Malik is trim and smart and proud of his job in a bank where, judging by his supercilious attitude, he probably isn’t very popular. Like Darwish, he was born outside Afghanistan and only returned a couple of years ago, although his reasons for doing so remain obscure. “It’s okay here,” he concedes. “But I find it necessary to leave as often as I possibly can…….Dubai for a weekend, Europe whenever possible and I am going to America soon. I have a good job, live comfortably, but I can’t imagine spending all of my life in Afghanistan. Yes…….it is my country, but there are too many problems for me to be able to settle down here on a permanent basis and I do not see these problems ever coming to an end.”
Of these three young men, it is only Zahir, who has any feeling for his homeland and who intends contributing to its reconstruction in a peaceful humanitarian way.
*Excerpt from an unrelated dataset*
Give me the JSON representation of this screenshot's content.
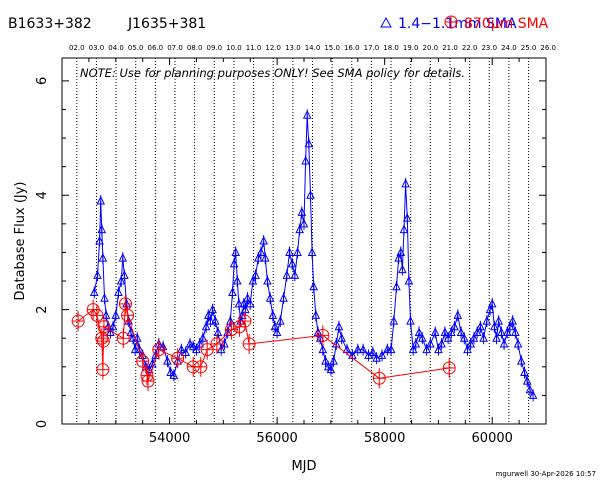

It is reasonable to surmise that the stand taken by each of these men is replicated throughout the increasing number of returnees flocking to Afghanistan, either of their own or their families accord and, if this is the case, other such conversations mirrored this one, then one has to wonder how on earth the country will ever find an acceptable equilibrium when only one-third of its moneyed and middle class, they are the ones who had the ability to flee to new lives overseas, is in tune with the heartbeat of the wounded land they are so quick to call their own.
The writer is author of The Gun Tree: One Woman’s War (Oxford University Press, 2001) and lives in Bhurban.